Antibiotics have always seemed a universally effective answer to bacterial infections. Recent studies are showing however, that this is not necessarily the case, as many bacterial species have developed ways to combat antibiotic action. In particular, Escherichia coli uses a compound called indole to communicate between bacterial cells, augmenting antibiotic tolerance. This compound triggers the oxidative stress response and phage shock response pathways in the bacteria, which protect against varying types of oxidative action. This leads to an increase in so-called “persisters,” those bacteria which survive antibiotic exposure without a genetic basis for survival (such as DNA vectors which confer specific antibiotic resistance).
Where things get interesting is in the interspecies interaction these communications can facilitate. Researchers out of Boston have found that another bacteria, Salmonella typhimurium is able to piggyback on that signal, and improve its own chances of survival in response to indole. The nifty part is that S. typhimurium doesn’t produce indole itself, and so this isn’t an incidental, interspecies cross-communication. Instead it appears to be more like bacterial wire-tapping.

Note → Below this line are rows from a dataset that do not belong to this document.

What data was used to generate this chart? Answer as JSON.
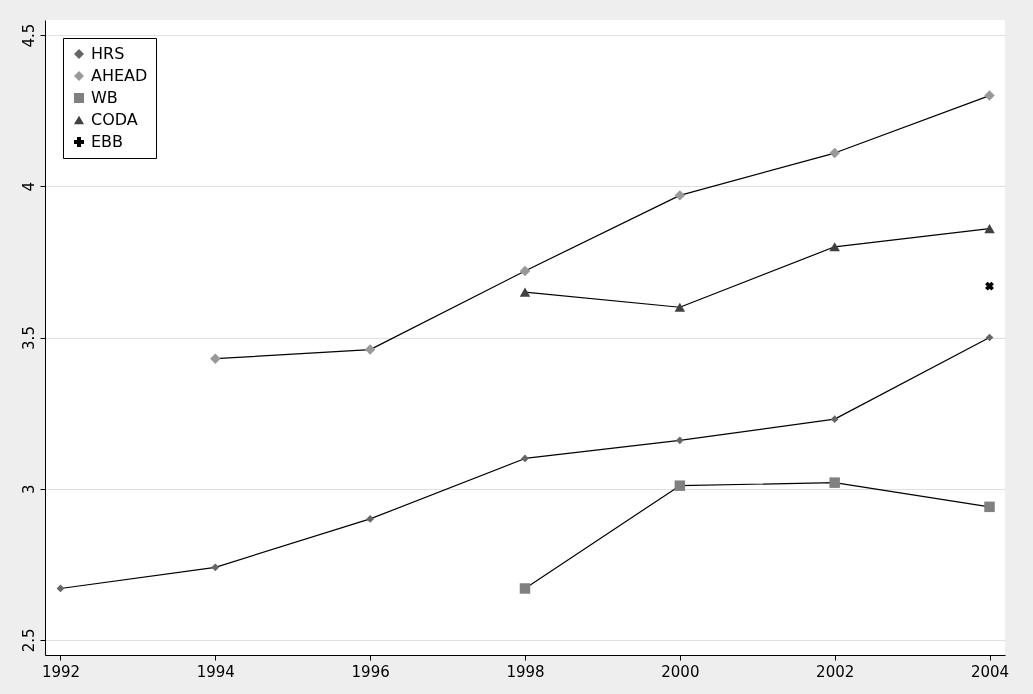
{
  "chart_data": {
    "type": "line",
    "x": [
      1992,
      1994,
      1996,
      1998,
      2000,
      2002,
      2004
    ],
    "series": [
      {
        "name": "HRS",
        "color": "#666666",
        "marker": "diamond",
        "values": [
          2.67,
          2.74,
          2.9,
          3.1,
          3.16,
          3.23,
          3.5
        ]
      },
      {
        "name": "AHEAD",
        "color": "#999999",
        "marker": "diamond",
        "values": [
          null,
          3.43,
          3.46,
          3.72,
          3.97,
          4.11,
          4.3
        ]
      },
      {
        "name": "WB",
        "color": "#808080",
        "marker": "square",
        "values": [
          null,
          null,
          null,
          2.67,
          3.01,
          3.02,
          2.94
        ]
      },
      {
        "name": "CODA",
        "color": "#404040",
        "marker": "triangle",
        "values": [
          null,
          null,
          null,
          3.65,
          3.6,
          3.8,
          3.86
        ]
      },
      {
        "name": "EBB",
        "color": "#000000",
        "marker": "cross",
        "values": [
          null,
          null,
          null,
          null,
          null,
          null,
          3.67
        ]
      }
    ],
    "xlim": [
      1991.8,
      2004.2
    ],
    "xticks": [
      1992,
      1994,
      1996,
      1998,
      2000,
      2002,
      2004
    ],
    "ylim": [
      2.45,
      4.55
    ],
    "yticks": [
      2.5,
      3,
      3.5,
      4,
      4.5
    ],
    "grid": "y",
    "legend": "top left",
    "line_style": "solid"
  }
}
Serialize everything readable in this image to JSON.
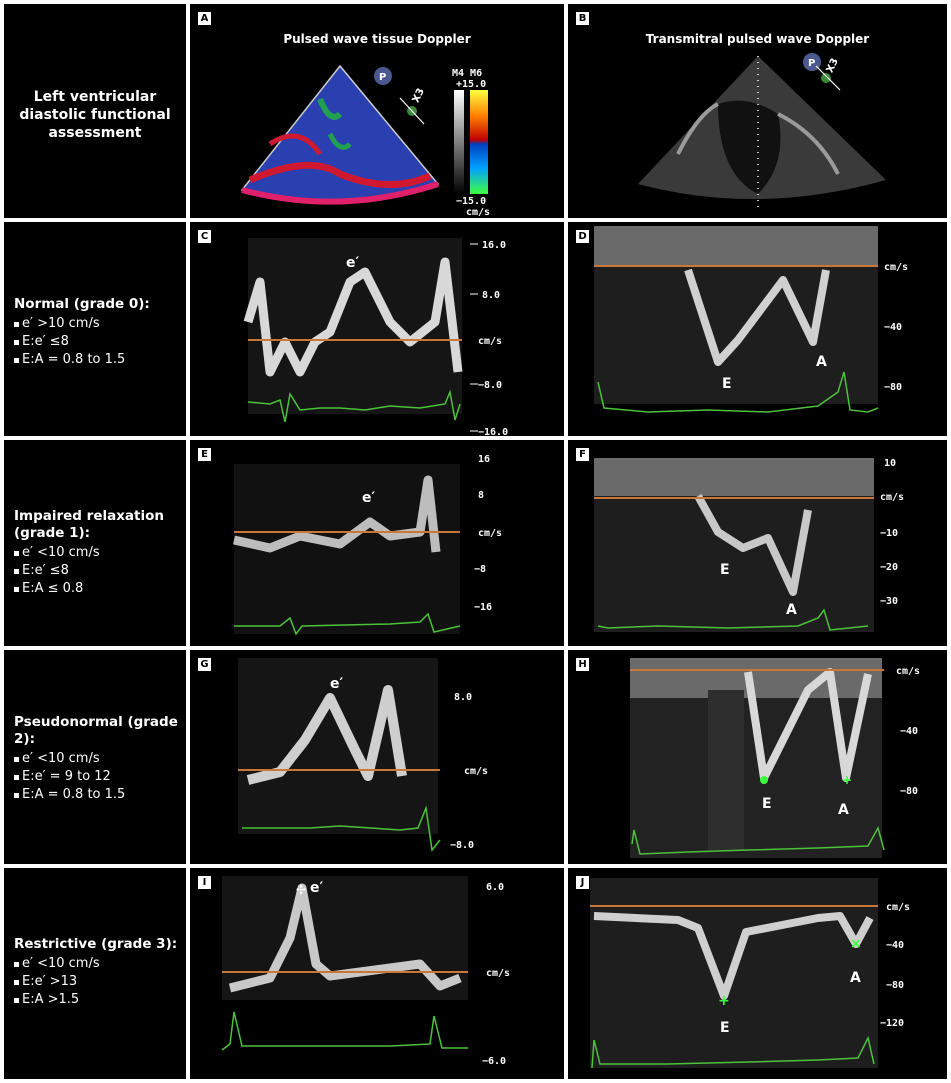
{
  "title_cell": {
    "text": "Left ventricular diastolic functional assessment"
  },
  "panels": {
    "A": {
      "letter": "A",
      "title": "Pulsed wave tissue Doppler",
      "scale_top": "M4 M6",
      "scale_max": "+15.0",
      "scale_min": "−15.0",
      "scale_unit": "cm/s",
      "probe": "P",
      "zoom": "X3"
    },
    "B": {
      "letter": "B",
      "title": "Transmitral pulsed wave Doppler",
      "probe": "P",
      "zoom": "X3"
    },
    "C": {
      "letter": "C",
      "ticks": [
        "16.0",
        "8.0",
        "cm/s",
        "−8.0",
        "−16.0"
      ],
      "wave": "e′"
    },
    "D": {
      "letter": "D",
      "ticks": [
        "cm/s",
        "−40",
        "−80"
      ],
      "waves": [
        "E",
        "A"
      ]
    },
    "E": {
      "letter": "E",
      "ticks": [
        "16",
        "8",
        "cm/s",
        "−8",
        "−16"
      ],
      "wave": "e′"
    },
    "F": {
      "letter": "F",
      "ticks": [
        "10",
        "cm/s",
        "−10",
        "−20",
        "−30"
      ],
      "waves": [
        "E",
        "A"
      ]
    },
    "G": {
      "letter": "G",
      "ticks": [
        "8.0",
        "cm/s",
        "−8.0"
      ],
      "wave": "e′"
    },
    "H": {
      "letter": "H",
      "ticks": [
        "cm/s",
        "−40",
        "−80"
      ],
      "waves": [
        "E",
        "A"
      ]
    },
    "I": {
      "letter": "I",
      "ticks": [
        "6.0",
        "cm/s",
        "−6.0"
      ],
      "wave": "e′"
    },
    "J": {
      "letter": "J",
      "ticks": [
        "cm/s",
        "−40",
        "−80",
        "−120"
      ],
      "waves": [
        "E",
        "A"
      ]
    }
  },
  "rows": [
    {
      "heading": "Normal (grade 0):",
      "criteria": [
        "e′ >10 cm/s",
        "E:e′ ≤8",
        "E:A = 0.8 to 1.5"
      ]
    },
    {
      "heading": "Impaired relaxation (grade 1):",
      "criteria": [
        "e′ <10 cm/s",
        "E:e′ ≤8",
        "E:A ≤ 0.8"
      ]
    },
    {
      "heading": "Pseudonormal (grade 2):",
      "criteria": [
        "e′ <10 cm/s",
        "E:e′ = 9 to 12",
        "E:A = 0.8 to 1.5"
      ]
    },
    {
      "heading": "Restrictive (grade 3):",
      "criteria": [
        "e′ <10 cm/s",
        "E:e′ >13",
        "E:A >1.5"
      ]
    }
  ],
  "colors": {
    "baseline": "#c8783a",
    "ecg": "#4cc23a",
    "marker": "#3cff3c"
  }
}
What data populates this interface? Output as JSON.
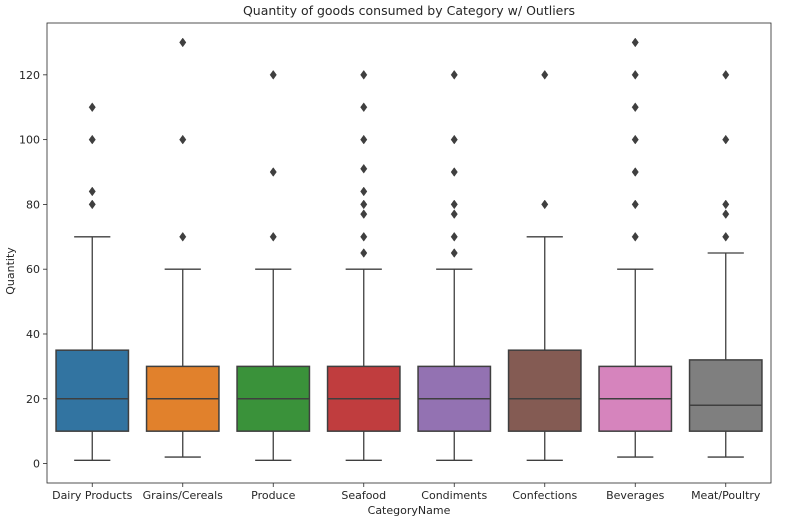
{
  "chart_data": {
    "type": "box",
    "title": "Quantity of goods consumed by Category w/ Outliers",
    "xlabel": "CategoryName",
    "ylabel": "Quantity",
    "ylim": [
      -6,
      136
    ],
    "yticks": [
      0,
      20,
      40,
      60,
      80,
      100,
      120
    ],
    "grid": false,
    "categories": [
      "Dairy Products",
      "Grains/Cereals",
      "Produce",
      "Seafood",
      "Condiments",
      "Confections",
      "Beverages",
      "Meat/Poultry"
    ],
    "colors": [
      "#3274a1",
      "#e1812c",
      "#3a923a",
      "#c03d3e",
      "#9372b2",
      "#845b53",
      "#d684bd",
      "#7f7f7f"
    ],
    "boxes": [
      {
        "whisker_low": 1,
        "q1": 10,
        "median": 20,
        "q3": 35,
        "whisker_high": 70,
        "outliers": [
          80,
          84,
          100,
          110
        ]
      },
      {
        "whisker_low": 2,
        "q1": 10,
        "median": 20,
        "q3": 30,
        "whisker_high": 60,
        "outliers": [
          70,
          100,
          130
        ]
      },
      {
        "whisker_low": 1,
        "q1": 10,
        "median": 20,
        "q3": 30,
        "whisker_high": 60,
        "outliers": [
          70,
          90,
          120
        ]
      },
      {
        "whisker_low": 1,
        "q1": 10,
        "median": 20,
        "q3": 30,
        "whisker_high": 60,
        "outliers": [
          65,
          70,
          77,
          80,
          84,
          91,
          100,
          110,
          120
        ]
      },
      {
        "whisker_low": 1,
        "q1": 10,
        "median": 20,
        "q3": 30,
        "whisker_high": 60,
        "outliers": [
          65,
          70,
          77,
          80,
          90,
          100,
          120
        ]
      },
      {
        "whisker_low": 1,
        "q1": 10,
        "median": 20,
        "q3": 35,
        "whisker_high": 70,
        "outliers": [
          80,
          120
        ]
      },
      {
        "whisker_low": 2,
        "q1": 10,
        "median": 20,
        "q3": 30,
        "whisker_high": 60,
        "outliers": [
          70,
          80,
          90,
          100,
          110,
          120,
          130
        ]
      },
      {
        "whisker_low": 2,
        "q1": 10,
        "median": 18,
        "q3": 32,
        "whisker_high": 65,
        "outliers": [
          70,
          77,
          80,
          100,
          120
        ]
      }
    ]
  }
}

There are some differences in the bacterial response to indole between E. coli and S. typhimurium, but by and large it seems clear that both have developed a signaling system based around indole that increases cellular defenses. The largest difference is that S. typhimurium is “listening in” on E. coli communications on when to beef up defense. How do these cellular mechanisms function, you ask? Well…
The states which indole triggers in both bacteria, the oxidative stress response and phage shock response, are both reactions to destruction of the bacterial cell membrane. Normally, the oxidative stress response is triggered by free oxidizing agents, often what are called reactive oxygen species which are part of the human immune response. These forms of oxygen (such as hydroxyl or superoxide radicals) are much more capable of oxidizing (removing electrons from) other molecules compared to molecular oxygen (O2). These can then damage or degrade a wide variety of biological molecules (such as DNA, RNA, proteins, and cellular membranes). You know all those antioxidants foods are always bragging about having? Well, they help to neutralize these types of compounds, which in turn protects your cells from serious oxidative damage. Activation of the oxidative stress response triggers transcription of genes which code for enzymes that repair damage caused by oxidation. In this context, the process serves to maintain the integrity of the bacterial cell membrane.
In much the same way, phage shock response combats the membrane damage that phagocytes (cells that eat other cells) cause. Phagocytes are an integral part of the human immune response and breaking down bacterial membranes is one of the primary steps of bacterial killing. By negating this process via phage shock response, bacteria can evade the human body’s defenses. Without the ability to degrade cellular membranes, the immune cells cannot attack other, intracellular bacterial components. (Note that both of these explanations are gross simplifications, and the processes are much more complex and dynamic in actuality. For our purposes though, this should do.)
So how does this relate to antibiotic resistance? Well antibiotics typically attack via oxidation of the cell membrane and internal structures. By triggering these responses, indole signaling allows these bacteria to enhance survival when antibiotics are used. When plated with antibiotics (in the study, they used carbenicillin and ciprofloxacin), bacterial survival was increased in both indole-treated E. coli and indole-treated S. typhimurium. The fact that S. typhimurium is able to react to indole produced by E. coli without its own native indole production suggests a remarkable co-evolution of survival mechanisms. It also gives the distinct impression that bacteria are slowly beginning to organize their efforts of killing us, which seems, at the very least, ominous.